I was the world in which I walked, and what I saw
Or heard or felt came not but from myself;
And there I found myself more truly and more strange.

This final realization could lead one to assume a sense of closure to the poem, but the speaker denies us this by ending with the feeling that though he has found himself more truly, he has also found himself more strange. More paradox, more lingering, more mystery that the reader is able to settle into—which is at the very heart of Steven’s masterful craft of creating melody out of discontinuities.

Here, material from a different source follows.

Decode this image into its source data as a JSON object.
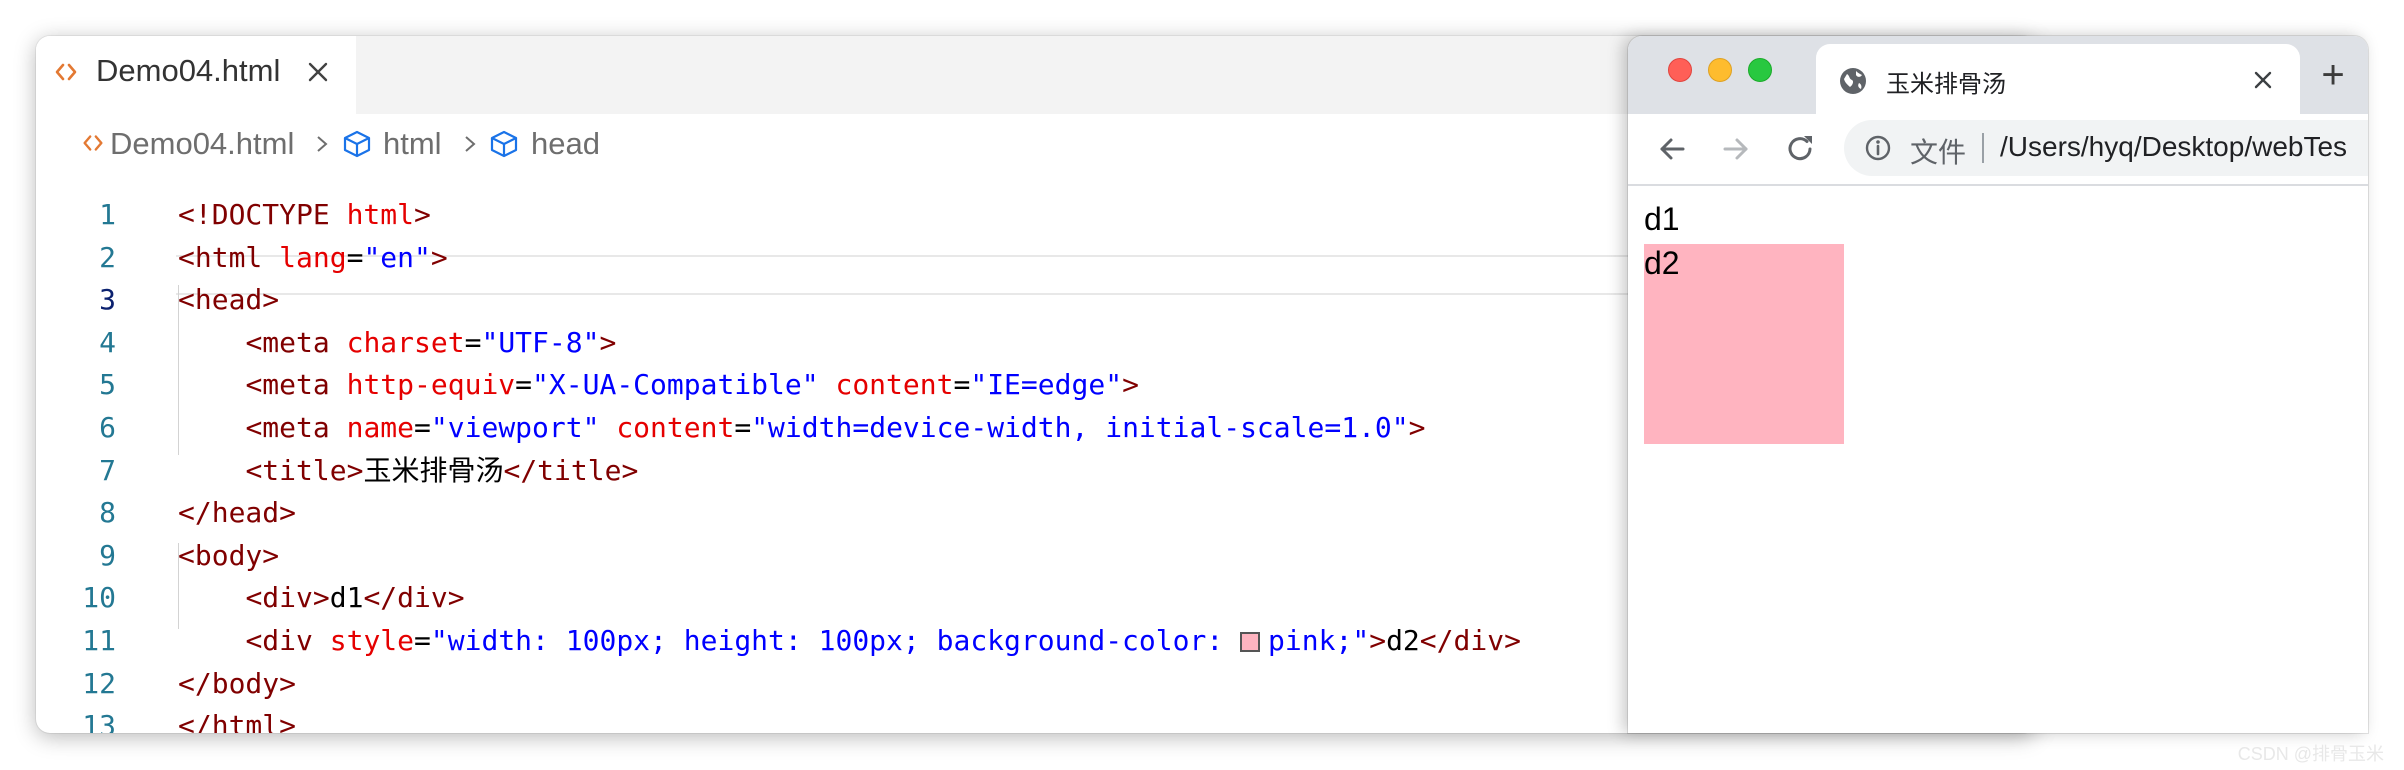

What’s so moving about these three poems, and emblematic of Stevens’s poetry in general, is their capacity to  give off the illusion that something is missing. When we are unable to obtain a full, firm grasp on something, we often presume that something in it is missing and not in us. This recalls the attitude one of Stevens’s contemporaries, American poet Gertrude Stein, toward her own poetry: If we enjoy her poetry, then we understand it. The same can be said about Stevens’s poetry, except it can be altered to say if you enjoy his poetry, then you hear it. Stevens’s poetry is music that doesn’t have to sing. For it is actually the very instability and absence missingness, the gaps; the thudding, drum-like cadences of the simple sentences and jilting breaks that collapse any sense of stable rhythm, that rise together into a strange harmony that infuses his poetry with rapturous musicality.

  1. Wallace Stevens, “To the Roaring Wind,” Academy of American Poets, poets.org.
  2. Wallace Stevens, “Thirteen Ways of Looking at a Blackbird,” Academy of American Poets. poets.org.
  3. Wallace Stevens, “Tea at the Palaz of Hoon,” Academy of American Poets, poets.org.